Crusty Old Meatwad (he/him)
I profoundly disagree. If the math doesn't work, nothing else matters. I can write all the other stuff myself; what I need to pay someone else to do is to make a sturdy structure to hang it on.

Try writing a complete RPG some time that others will want to play. The math is the easy part, and the indie game scene is littered with games where the math and balance is very tight, but very few are interested in buying the games because they're boring or cumbersome. It's not that the math "doesn't work" with 5e as it stands. It works fine. It's just that it has not achieved the level of balance you desire, so a couple things are off a bit here and there. But nothing breaks right now...the game is already functioning fine with the current level of math. They'll tweak it some more, but this idea that the math is everything...it just isn't. 1e D&D did smashingly well with arguably substantially worse math than what we have right now. But, it inspired people in ways that competing games at the time did not (and many of those competing games had tighter math as well).
 

pemerton

Legend
I think getting the math right can lead to all kinds of problems.

<snip>

Math really does affect tone.
If the math doesn't work, nothing else matters. I can write all the other stuff myself; what I need to pay someone else to do is to make a sturdy structure to hang it on.
I'm someone who also thinks the maths is crucially important as far as my personal preferences are concerned.

But I think that [MENTION=2525]Mistwell[/MENTION] is expressing a majority opinion as far as the market of D&D players is concerned.

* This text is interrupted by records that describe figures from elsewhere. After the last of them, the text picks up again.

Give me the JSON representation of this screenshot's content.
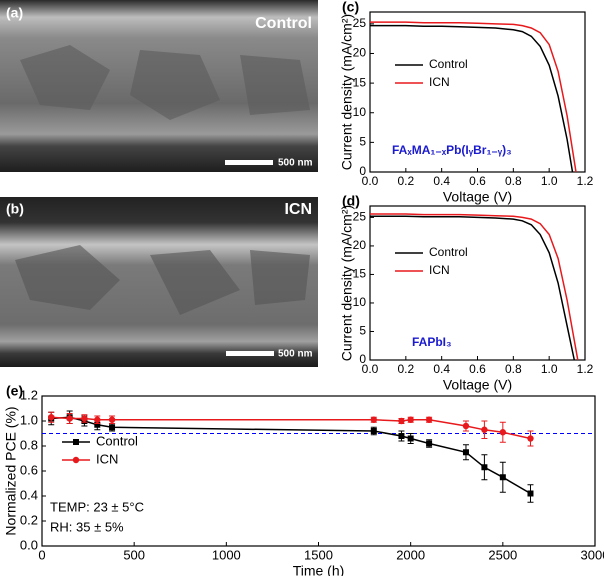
{
  "panels": [
    {
      "label": "(a)",
      "title": "Control",
      "scale": "500 nm"
    },
    {
      "label": "(b)",
      "title": "ICN",
      "scale": "500 nm"
    }
  ],
  "chart_data": [
    {
      "type": "line",
      "panel": "(c)",
      "xlabel": "Voltage (V)",
      "ylabel": "Current density (mA/cm²)",
      "annotation": "FAₓMA₁₋ₓPb(IᵧBr₁₋ᵧ)₃",
      "xlim": [
        0,
        1.2
      ],
      "xticks": [
        {
          "value": 0,
          "label": "0.0"
        },
        0.2,
        0.4,
        0.6,
        0.8,
        {
          "value": 1,
          "label": "1.0"
        },
        1.2
      ],
      "ylim": [
        0,
        27
      ],
      "yticks": [
        0,
        5,
        10,
        15,
        20,
        25
      ],
      "series": [
        {
          "name": "Control",
          "color": "#000000",
          "x": [
            0,
            0.1,
            0.2,
            0.3,
            0.4,
            0.5,
            0.6,
            0.7,
            0.8,
            0.85,
            0.9,
            0.95,
            1.0,
            1.05,
            1.1,
            1.13
          ],
          "values": [
            24.7,
            24.7,
            24.7,
            24.6,
            24.6,
            24.5,
            24.4,
            24.3,
            24.0,
            23.7,
            22.9,
            21.2,
            18.0,
            12.8,
            5.5,
            0
          ]
        },
        {
          "name": "ICN",
          "color": "#e8191c",
          "x": [
            0,
            0.1,
            0.2,
            0.3,
            0.4,
            0.5,
            0.6,
            0.7,
            0.8,
            0.85,
            0.9,
            0.95,
            1.0,
            1.05,
            1.1,
            1.15
          ],
          "values": [
            25.3,
            25.3,
            25.3,
            25.2,
            25.2,
            25.2,
            25.1,
            25.0,
            24.9,
            24.7,
            24.3,
            23.5,
            21.5,
            17.0,
            9.5,
            0
          ]
        }
      ]
    },
    {
      "type": "line",
      "panel": "(d)",
      "xlabel": "Voltage (V)",
      "ylabel": "Current density (mA/cm²)",
      "annotation": "FAPbI₃",
      "xlim": [
        0,
        1.2
      ],
      "xticks": [
        {
          "value": 0,
          "label": "0.0"
        },
        0.2,
        0.4,
        0.6,
        0.8,
        {
          "value": 1,
          "label": "1.0"
        },
        1.2
      ],
      "ylim": [
        0,
        27
      ],
      "yticks": [
        0,
        5,
        10,
        15,
        20,
        25
      ],
      "series": [
        {
          "name": "Control",
          "color": "#000000",
          "x": [
            0,
            0.1,
            0.2,
            0.3,
            0.4,
            0.5,
            0.6,
            0.7,
            0.8,
            0.85,
            0.9,
            0.95,
            1.0,
            1.05,
            1.1,
            1.14
          ],
          "values": [
            25.2,
            25.2,
            25.2,
            25.1,
            25.1,
            25.1,
            25.0,
            24.9,
            24.7,
            24.4,
            23.7,
            22.0,
            18.8,
            13.5,
            6.0,
            0
          ]
        },
        {
          "name": "ICN",
          "color": "#e8191c",
          "x": [
            0,
            0.1,
            0.2,
            0.3,
            0.4,
            0.5,
            0.6,
            0.7,
            0.8,
            0.85,
            0.9,
            0.95,
            1.0,
            1.05,
            1.1,
            1.16
          ],
          "values": [
            25.6,
            25.6,
            25.6,
            25.5,
            25.5,
            25.5,
            25.4,
            25.3,
            25.2,
            25.0,
            24.7,
            23.9,
            22.0,
            17.8,
            10.5,
            0
          ]
        }
      ]
    },
    {
      "type": "errorline",
      "panel": "(e)",
      "xlabel": "Time (h)",
      "ylabel": "Normalized PCE (%)",
      "notes": [
        "TEMP: 23 ± 5°C",
        "RH: 35 ± 5%"
      ],
      "reference_line": 0.9,
      "reference_color": "#0000ff",
      "xlim": [
        0,
        3000
      ],
      "xticks": [
        0,
        500,
        1000,
        1500,
        2000,
        2500,
        3000
      ],
      "ylim": [
        0,
        1.2
      ],
      "yticks": [
        {
          "value": 0,
          "label": "0.0"
        },
        0.2,
        0.4,
        0.6,
        0.8,
        {
          "value": 1,
          "label": "1.0"
        },
        1.2
      ],
      "series": [
        {
          "name": "Control",
          "color": "#000000",
          "marker": "square",
          "x": [
            50,
            150,
            230,
            300,
            380,
            1800,
            1950,
            2000,
            2100,
            2300,
            2400,
            2500,
            2650
          ],
          "values": [
            1.02,
            1.03,
            1.0,
            0.97,
            0.95,
            0.92,
            0.88,
            0.86,
            0.82,
            0.75,
            0.63,
            0.55,
            0.42
          ],
          "errors": [
            0.05,
            0.05,
            0.04,
            0.04,
            0.03,
            0.03,
            0.04,
            0.04,
            0.03,
            0.06,
            0.1,
            0.12,
            0.07
          ]
        },
        {
          "name": "ICN",
          "color": "#e8191c",
          "marker": "circle",
          "x": [
            50,
            150,
            230,
            300,
            380,
            1800,
            1950,
            2000,
            2100,
            2300,
            2400,
            2500,
            2650
          ],
          "values": [
            1.03,
            1.02,
            1.02,
            1.01,
            1.01,
            1.01,
            1.0,
            1.01,
            1.01,
            0.96,
            0.93,
            0.91,
            0.86
          ],
          "errors": [
            0.04,
            0.04,
            0.03,
            0.03,
            0.03,
            0.02,
            0.02,
            0.02,
            0.02,
            0.04,
            0.07,
            0.08,
            0.06
          ]
        }
      ]
    }
  ]
}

As far as saleability and popularity are concerned, I don't think that maths are that important. Apart from the reasons that Mistwell, gives, consider two other popular games: Vampire the Masquerade, which has very non-transpraent maths; and Pathfinder. What do Paizo offer with PF that WotC weren't able to make viable with 3E? Not especially tighter maths, as best I can tell. Paizo offers colour + compelling mechanical bibs and bobs, much of which are themselves contributions to colour as much as anything else.

Good colour - the "bells & whistles" - go a long way in promoting an RPG, I think.